For this article, the practical takeaway is enough:
IDs often contain patterns
Hashing mixes those patterns into a wider numeric range
The bucket threshold then gives a stable rollout decision
The wording matters.
This method selects about 5%, not exactly 5% in every possible set.
If there are only 17 conversations, 5% is 0.85 conversations. You cannot select 0.85 of a conversation. The actual result might be 0, 1, or 2 conversations.
The smaller the population, the more the observed percentage can move around.
As the population grows, the observed percentage tends to get closer to the configured percentage. With 100,000 conversations, 5% should be around 5,000 conversations.
There is also a tiny modulo bias in hash % BUCKET_COUNT, because 2^32 is not evenly divisible by 100_000. Some buckets correspond to one more raw hash value than others.
For rollout sampling, that bias is usually far too small to matter.
If you need exactly 5% of a known population, you need a different process: collect the whole population, sort or rank it, and take exactly the top 5%.
The method in this article optimizes for different properties:
It works locally for each request
It requires no stored assignment
It gives the same answer for the same ID
It lets the rollout percentage increase monotonically
Those are usually the properties you want for gradual rollout infrastructure.

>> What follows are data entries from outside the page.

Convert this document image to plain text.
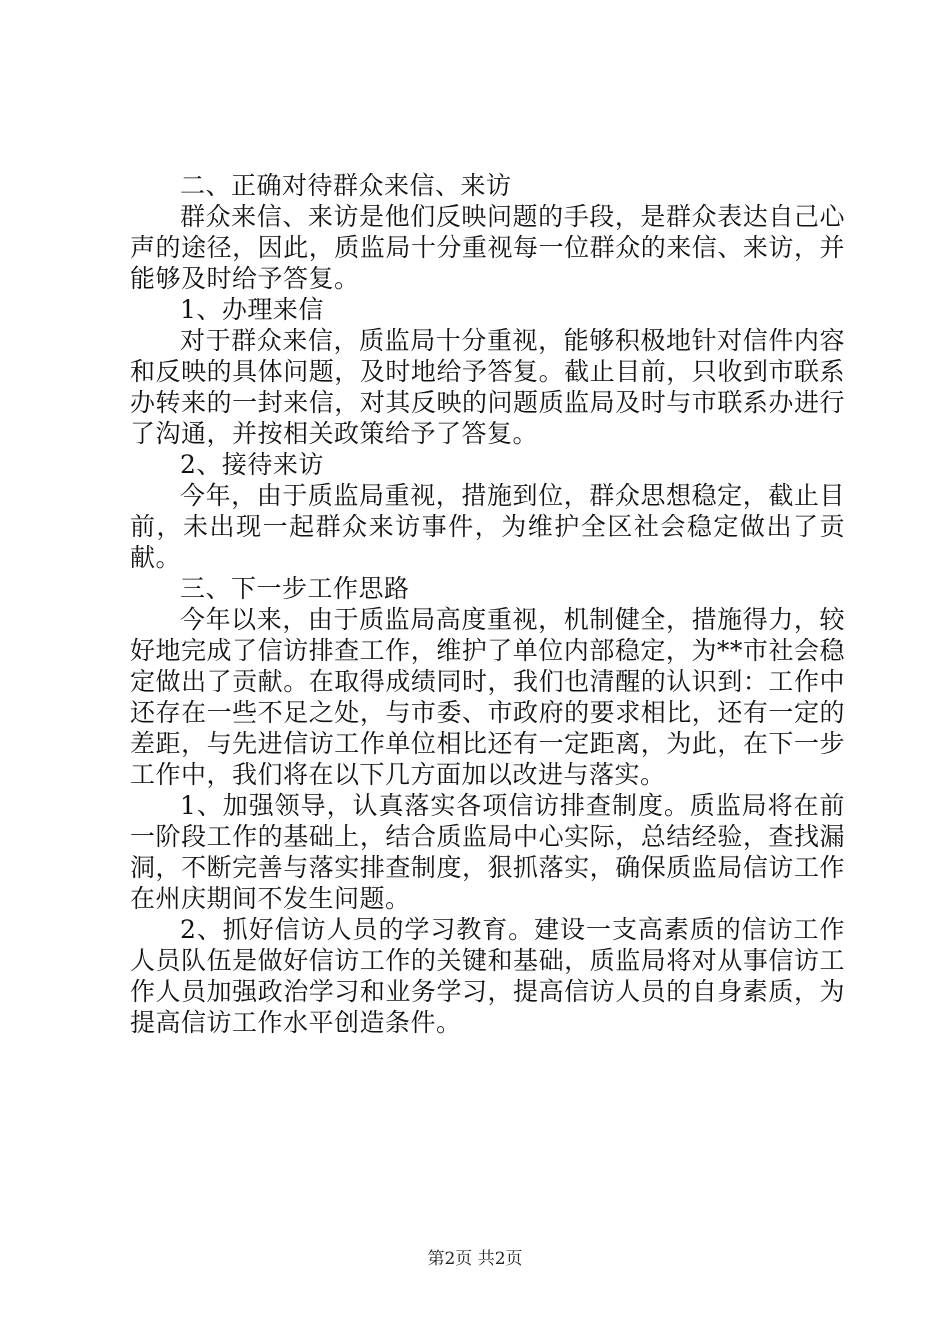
二、正确对待群众来信、来访

群众来信、来访是他们反映问题的手段，是群众表达自己心声的途径，因此，质监局十分重视每一位群众的来信、来访，并能够及时给予答复。

1、办理来信

对于群众来信，质监局十分重视，能够积极地针对信件内容和反映的具体问题，及时地给予答复。截止目前，只收到市联系办转来的一封来信，对其反映的问题质监局及时与市联系办进行了沟通，并按相关政策给予了答复。

2、接待来访

今年，由于质监局重视，措施到位，群众思想稳定，截止目前，未出现一起群众来访事件，为维护全区社会稳定做出了贡献。

三、下一步工作思路

今年以来，由于质监局高度重视，机制健全，措施得力，较好地完成了信访排查工作，维护了单位内部稳定，为**市社会稳定做出了贡献。在取得成绩同时，我们也清醒的认识到：工作中还存在一些不足之处，与市委、市政府的要求相比，还有一定的差距，与先进信访工作单位相比还有一定距离，为此，在下一步工作中，我们将在以下几方面加以改进与落实。

1、加强领导，认真落实各项信访排查制度。质监局将在前一阶段工作的基础上，结合质监局中心实际，总结经验，查找漏洞，不断完善与落实排查制度，狠抓落实，确保质监局信访工作在州庆期间不发生问题。

2、抓好信访人员的学习教育。建设一支高素质的信访工作人员队伍是做好信访工作的关键和基础，质监局将对从事信访工作人员加强政治学习和业务学习，提高信访人员的自身素质，为提高信访工作水平创造条件。

第2页 共2页
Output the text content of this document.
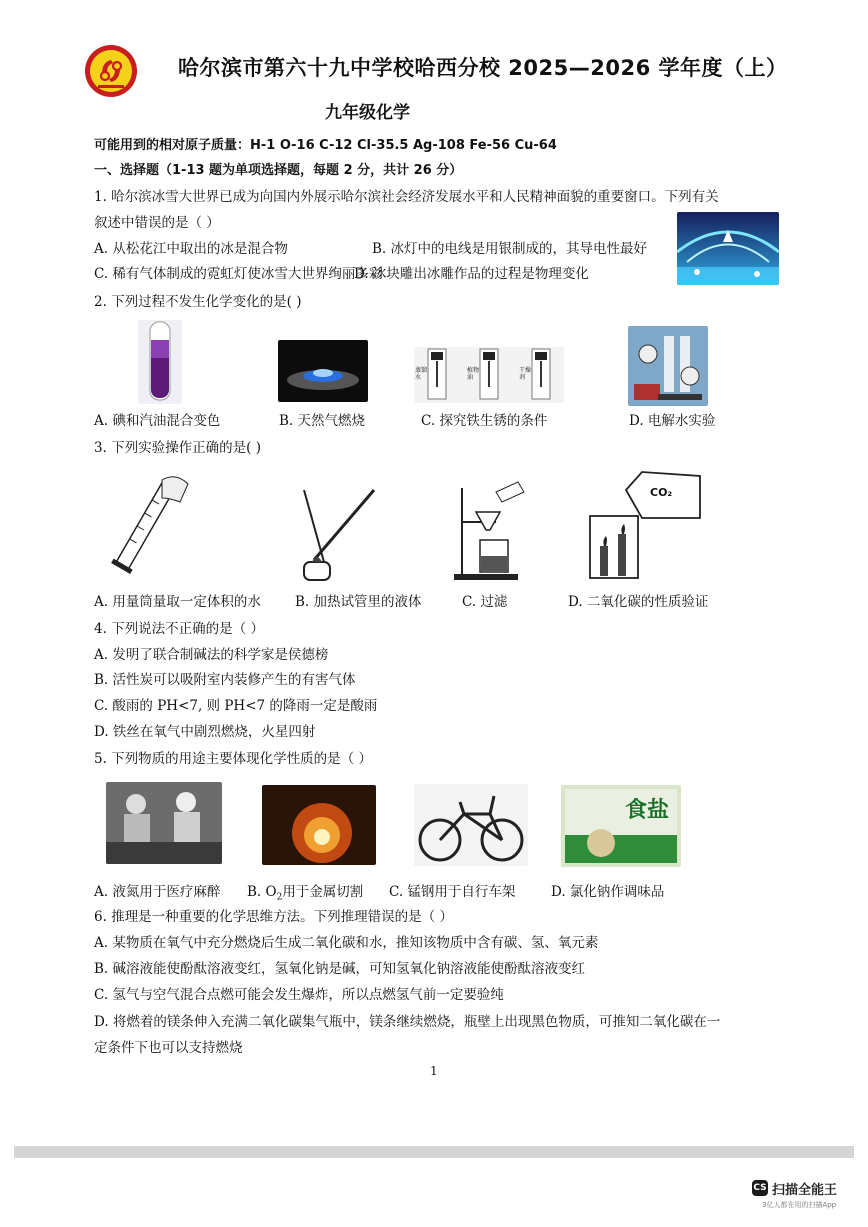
哈尔滨市第六十九中学校哈西分校 2025—2026 学年度（上）
九年级化学
可能用到的相对原子质量：H-1 O-16 C-12 Cl-35.5 Ag-108 Fe-56 Cu-64
一、选择题（1-13 题为单项选择题，每题 2 分，共计 26 分）
1. 哈尔滨冰雪大世界已成为向国内外展示哈尔滨社会经济发展水平和人民精神面貌的重要窗口。下列有关
叙述中错误的是（ ）
A. 从松花江中取出的冰是混合物	B. 冰灯中的电线是用银制成的，其导电性最好
C. 稀有气体制成的霓虹灯使冰雪大世界绚丽多彩
D. 冰块雕出冰雕作品的过程是物理变化
2. 下列过程不发生化学变化的是( )
蒸馏水
植物油
干燥剂
A. 碘和汽油混合变色	B. 天然气燃烧	C. 探究铁生锈的条件	D. 电解水实验
3. 下列实验操作正确的是( )
CO₂
A. 用量筒量取一定体积的水	B. 加热试管里的液体	C. 过滤	D. 二氧化碳的性质验证
4. 下列说法不正确的是（ ）
A. 发明了联合制碱法的科学家是侯德榜
B. 活性炭可以吸附室内装修产生的有害气体
C. 酸雨的 PH<7, 则 PH<7 的降雨一定是酸雨
D. 铁丝在氧气中剧烈燃烧，火星四射
5. 下列物质的用途主要体现化学性质的是（ ）
食盐
A. 液氮用于医疗麻醉 B. $O_2$用于金属切割 C. 锰钢用于自行车架	D. 氯化钠作调味品
6. 推理是一种重要的化学思维方法。下列推理错误的是（ ）
A. 某物质在氧气中充分燃烧后生成二氧化碳和水，推知该物质中含有碳、氢、氧元素
B. 碱溶液能使酚酞溶液变红，氢氧化钠是碱，可知氢氧化钠溶液能使酚酞溶液变红
C. 氢气与空气混合点燃可能会发生爆炸，所以点燃氢气前一定要验纯
D. 将燃着的镁条伸入充满二氧化碳集气瓶中，镁条继续燃烧，瓶壁上出现黑色物质，可推知二氧化碳在一
定条件下也可以支持燃烧
1
CS 扫描全能王
3亿人都在用的扫描App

This is not a new trick. Deterministic bucketing is a common pattern in feature flags, A/B tests, and gradual rollouts.
But the first time you see it, the code can look surprisingly dense:
hash(id) % 100_000 < threshold
That small expression gives you:
About 5% selection
Stable decisions for the same conversation
Monotonic rollout from 5% to 25% to 50%
No per-conversation assignment stored in a database
The key idea is to stop thinking of sampling as "roll a new random number now."
Instead, give each entity a stable position by hashing its ID. Then treat the rollout percentage as a threshold. Moving the threshold forward adds more entities without changing the ones that were already in.
That is the core of storage-free, stable rollout sampling.